Why Flamingos Succeed at Escaping the Zoo While All Other Animals Fail
Just waiting to make a break for it. (Photo: AlwaysShooting/Flickr)
When animals escape zoos, like when humans escape prisons, they’re usually caught pretty quickly. Whether there’s a mass break out, connected to some more devastating event—as in Tbilisi, Georgia, where a heavy flood over the weekend let loose lions, wolves and a hippopotamus onto city streets—or a lone run-away, like the Smithsonian Zoo’s red panda or the Bronx Zoo Cobra, the animals rarely taste freedom for long.
Unless, that is, they’re flamingos.
Of all the species that occasionally make a break for it, flamingos, anecdotally, seem to have the most success. In Japan, more than one flamingo has succeeded in leaving captivity. A flamingo flew the coop in Kansas and afterwards was regularly spotted living a seemingly happy existence along the Gulf Coast. A flamingo that escaped a Utah aviary made its home for years on the Great Salt Lake and became a local celebrity.

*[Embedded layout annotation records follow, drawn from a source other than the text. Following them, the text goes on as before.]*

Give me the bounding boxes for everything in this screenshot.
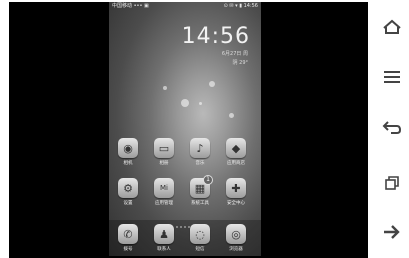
back-button[interactable] <box>377 117 407 137</box>
dock-messages[interactable]: ◌ 短信 <box>187 224 213 252</box>
app-label: 短信 <box>195 247 205 252</box>
app-gallery[interactable]: ▭ 相册 <box>151 138 177 166</box>
app-label: 相册 <box>159 161 169 166</box>
home-icon <box>383 19 401 34</box>
forward-icon <box>384 225 400 239</box>
date-text: 6月27日 周 <box>221 51 248 57</box>
app-label: 应用商店 <box>227 161 245 166</box>
phone-icon: ✆ <box>123 227 133 241</box>
phone-screen: 中国移动 ••• ▣ ⊙ ✉ ▾ ▮ 14:56 14:56 6月27日 周 阴… <box>109 2 261 256</box>
bubble-decoration <box>181 99 189 107</box>
bubble-decoration <box>163 86 167 90</box>
recent-apps-button[interactable] <box>377 173 407 193</box>
status-right: ⊙ ✉ ▾ ▮ 14:56 <box>223 3 258 9</box>
folder-system-tools[interactable]: ▦ 1 系统工具 <box>187 175 213 206</box>
weather-text: 阴 29° <box>232 60 248 66</box>
dock-browser[interactable]: ◎ 浏览器 <box>223 224 249 252</box>
dock-contacts[interactable]: ♟ 联系人 <box>151 224 177 252</box>
app-label: 设置 <box>123 201 133 206</box>
contacts-icon: ♟ <box>159 227 169 241</box>
notification-badge: 1 <box>203 175 213 185</box>
home-button[interactable] <box>377 17 407 37</box>
app-settings[interactable]: ⚙ 设置 <box>115 178 141 206</box>
app-label: 系统工具 <box>191 201 209 206</box>
recent-icon <box>385 176 399 190</box>
bubble-decoration <box>209 81 215 87</box>
music-icon: ♪ <box>196 141 204 155</box>
app-manager-icon: Mi <box>160 184 168 192</box>
app-security[interactable]: ✚ 安全中心 <box>223 178 249 206</box>
app-label: 安全中心 <box>227 201 245 206</box>
app-label: 音乐 <box>195 161 205 166</box>
clock-widget[interactable]: 14:56 <box>182 24 250 49</box>
message-icon: ◌ <box>195 227 205 241</box>
menu-icon <box>384 71 400 83</box>
app-label: 相机 <box>123 161 133 166</box>
bubble-decoration <box>229 113 234 118</box>
app-camera[interactable]: ◉ 相机 <box>115 138 141 166</box>
gear-icon: ⚙ <box>123 181 133 195</box>
app-label: 应用管理 <box>155 201 173 206</box>
app-label: 联系人 <box>157 247 171 252</box>
app-manager[interactable]: Mi 应用管理 <box>151 178 177 206</box>
app-label: 浏览器 <box>229 247 243 252</box>
status-left: 中国移动 ••• ▣ <box>112 3 149 9</box>
store-icon: ◆ <box>231 141 241 155</box>
security-icon: ✚ <box>231 181 241 195</box>
bubble-decoration <box>199 102 202 105</box>
forward-button[interactable] <box>377 222 407 242</box>
dock-phone[interactable]: ✆ 拨号 <box>115 224 141 252</box>
status-bar: 中国移动 ••• ▣ ⊙ ✉ ▾ ▮ 14:56 <box>109 2 261 11</box>
back-icon <box>382 121 402 134</box>
browser-icon: ◎ <box>231 227 241 241</box>
app-store[interactable]: ◆ 应用商店 <box>223 138 249 166</box>
camera-icon: ◉ <box>123 141 133 155</box>
dock: ✆ 拨号 ♟ 联系人 ◌ 短信 ◎ 浏览器 <box>109 220 261 256</box>
gallery-icon: ▭ <box>158 141 170 155</box>
app-label: 拨号 <box>123 247 133 252</box>
app-music[interactable]: ♪ 音乐 <box>187 138 213 166</box>
menu-button[interactable] <box>377 67 407 87</box>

Why are flamingos such successful escape artists? To begin with, they can fly. They don’t need to wait for a natural disaster: in Japan, Kansas and Utah, the birds escaped when their wings, normally clipped, grew out before their keepers had a chance to trim them. And once a flamingo is out, he or she also has the advantage of being relatively hardy. (As one flamingo expert put it, “Flamingos are bomb-proof.”)
“While flamingos are thought of as tropical birds, they can tolerate a wider range of temperatures than most people realize, and this could contribute to their success as escapees,” says Matthew J. Anderson, an associate professor of psychology at St. Joseph’s University, who’s studied flamingos and animal psychology. They’re also “fairly shy birds,” he says: they often live in remote and inhospitable places, where they’re not easily caught.
Another advantage that escaped flamingos have: They don’t pose much of a danger to humans. While a lion or wolf might be shot, or a hippo tranquilized, escaped flamingos put only themselves at risk.
In Japan, for instance, when a Greater flamingo escaped a zoo on Hokkaido in 2012, it didn’t go far—to a lake just about 80 miles away, where it made its home alongside a flock of herons. Its keepers tried to net it and to lure it back, by keeping a group of fellow flamingos caged at the lake But as winter closed in, none of that had worked—and some of the still-caged flamingos had been killed by a local fox.
The last time anyone saw the fugitive flamingo was that October. No one knew its fate: it may have escaped to a warmer climate. Or it may have frozen to death. Or that lucky fox might have enjoyed one last flamingo meal.
But other escaped flamingos have fared better. In Okinawa, hundreds of miles to the south of Hakkaido, one jailbreaker spent at least two years living free before disappearing. And when in 2005 a Greater flamingo escaped from Sedgwick County Zoo, in Wichita, Kansas, it survived at least 8 years: in 2013, birdwatcher Neil Hayward spotted it on the Texas Gulf Coast, about two hours southeast of Houston, in the company of a wild American Flamingo, and there were a few sightings in 2014.
The bird on the left is the escapee. (Photo: Courtesy of Neil Hayward)
And the most famous flamingo fugitive, Pink Floyd of Salt Lake City, spent almost two decades in the home he chose after his initial escape. A Chilean flamingo, Pink Floyd’s first stop in Utah was at the city’s Tracy Aviary, in 1985. Three years later, the bird flew from the aviary to the nearby lake, where he stayed through the mid-aughts. At one point, locals stocked his home with plastic flamingos to keep him company; others wanted to import more actual flamingos to the lake in order to create a whole flock.
Pink Floyd was last seen in Idaho, another favorite haunt, but since then he’s been missing, presumed dead. One can only assume that among themselves, flamingos still in aviaries and zoos still whisper his name: He flew away, and he made it.